Во время первых обсуждений, когда наш план реконструкции еще не оформился, Гитлер считал необходимым объяснять мне, что размеры залов собраний должны определяться средневековой концепцией. Кафедральный собор Ульма, например, имел площадь около 2800 квадратных метров, но в XIV веке, когда начиналось его строительство, все население Ульма, включая детей и стариков, составляло лишь пятнадцать тысяч человек. «То есть даже все жители не смогли бы заполнить свой собор. В сравнении с этим зал на сто пятьдесят тысяч человек для многомиллионного Берлина можно считать маленьким».
Чтобы уравновесить грандиозное сооружение, Гитлер предложил построить Триумфальную арку высотой 120 метров. «Это будет достойным памятником погибшим в мировой войне. Имена павших, а их 1 800 000, будут высечены в граните. Как жалок по сравнению с ним Берлинский мемориал, воздвигнутый Республикой. Насколько недостоин великой нации». Гитлер вручил мне два маленьких эскиза: «Я сделал эти наброски десять лет назад и хранил их, так как никогда не сомневался, что наступит день и я построю оба этих величественных сооружения. Вот теперь мы и осуществим мои планы».

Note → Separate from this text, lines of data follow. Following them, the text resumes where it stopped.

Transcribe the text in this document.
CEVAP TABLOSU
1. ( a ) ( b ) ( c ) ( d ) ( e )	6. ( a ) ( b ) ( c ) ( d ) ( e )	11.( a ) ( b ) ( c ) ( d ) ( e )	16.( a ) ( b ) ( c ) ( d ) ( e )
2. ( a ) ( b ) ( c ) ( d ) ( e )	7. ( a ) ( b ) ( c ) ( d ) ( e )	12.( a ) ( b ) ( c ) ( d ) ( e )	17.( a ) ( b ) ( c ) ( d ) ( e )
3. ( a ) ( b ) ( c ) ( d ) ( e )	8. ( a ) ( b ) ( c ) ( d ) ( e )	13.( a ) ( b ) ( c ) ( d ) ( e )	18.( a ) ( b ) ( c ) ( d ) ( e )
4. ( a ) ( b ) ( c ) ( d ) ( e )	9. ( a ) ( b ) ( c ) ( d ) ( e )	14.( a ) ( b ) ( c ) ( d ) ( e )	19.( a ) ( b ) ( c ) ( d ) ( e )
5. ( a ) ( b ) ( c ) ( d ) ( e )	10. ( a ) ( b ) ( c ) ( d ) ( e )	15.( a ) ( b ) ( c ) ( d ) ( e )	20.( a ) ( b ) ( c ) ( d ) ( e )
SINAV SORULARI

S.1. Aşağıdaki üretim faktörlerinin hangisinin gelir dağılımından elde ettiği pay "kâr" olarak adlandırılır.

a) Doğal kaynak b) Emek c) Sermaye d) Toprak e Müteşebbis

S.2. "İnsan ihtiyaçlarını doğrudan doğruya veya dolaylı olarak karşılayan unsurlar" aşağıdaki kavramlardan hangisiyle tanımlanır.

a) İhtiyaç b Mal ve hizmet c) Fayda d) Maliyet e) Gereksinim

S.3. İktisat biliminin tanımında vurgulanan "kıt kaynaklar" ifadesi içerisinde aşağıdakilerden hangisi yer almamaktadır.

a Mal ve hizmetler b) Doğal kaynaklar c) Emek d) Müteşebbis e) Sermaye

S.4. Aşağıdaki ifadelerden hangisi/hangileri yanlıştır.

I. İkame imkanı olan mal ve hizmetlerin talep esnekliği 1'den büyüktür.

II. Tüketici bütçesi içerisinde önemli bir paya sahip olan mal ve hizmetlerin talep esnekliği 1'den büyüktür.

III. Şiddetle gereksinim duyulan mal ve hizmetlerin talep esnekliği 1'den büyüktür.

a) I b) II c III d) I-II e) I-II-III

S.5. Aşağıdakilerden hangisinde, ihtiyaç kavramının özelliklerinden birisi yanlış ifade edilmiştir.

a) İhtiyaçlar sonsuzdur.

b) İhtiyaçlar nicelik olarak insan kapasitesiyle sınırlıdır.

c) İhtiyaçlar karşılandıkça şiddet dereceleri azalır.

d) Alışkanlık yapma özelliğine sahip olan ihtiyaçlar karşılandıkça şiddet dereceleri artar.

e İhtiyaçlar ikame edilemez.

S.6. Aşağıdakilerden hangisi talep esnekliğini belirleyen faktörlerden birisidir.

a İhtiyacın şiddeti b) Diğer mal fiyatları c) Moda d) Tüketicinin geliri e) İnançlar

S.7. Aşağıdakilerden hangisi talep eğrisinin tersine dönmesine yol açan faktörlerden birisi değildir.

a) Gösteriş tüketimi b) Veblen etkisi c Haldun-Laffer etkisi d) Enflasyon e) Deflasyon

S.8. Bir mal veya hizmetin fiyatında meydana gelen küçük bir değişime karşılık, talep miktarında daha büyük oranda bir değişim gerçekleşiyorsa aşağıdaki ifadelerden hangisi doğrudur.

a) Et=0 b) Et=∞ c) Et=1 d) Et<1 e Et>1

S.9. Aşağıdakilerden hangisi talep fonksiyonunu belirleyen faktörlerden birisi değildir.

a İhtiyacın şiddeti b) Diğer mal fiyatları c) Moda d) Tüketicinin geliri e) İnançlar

Масштаб эскизов показывал, что даже в то время Гитлер представлял себе купол диаметром более 200 метров и Триумфальную арку высотой более 90 метров. Самым поразительным была даже не грандиозность проекта, а то, что Гитлер вынашивал свои планы еще тогда, когда не было ни малейшей надежды на их осуществление. И сегодня меня угнетает мысль о том, что в мирное время, постоянно заявляя о своем стремлении к международному сотрудничеству, он задумывал сооружения, символизирующие имперскую славу, которую можно завоевать лишь в ходе войны.
«Берлин – крупный город, но не настоящая столица. Взгляните на Париж, самый прекрасный город мира. Или даже на Вену. Воистину великие города. Берлин – всего лишь хаотичное скопление зданий. Мы должны превзойти Париж и Вену». Вот лишь некоторые из тех замечаний, что он делал во время наших бесед. Большую часть времени мы совещались в его квартире в рейхсканцелярии. Как правило, он отпускал всех остальных гостей, чтобы мы могли поговорить серьезно.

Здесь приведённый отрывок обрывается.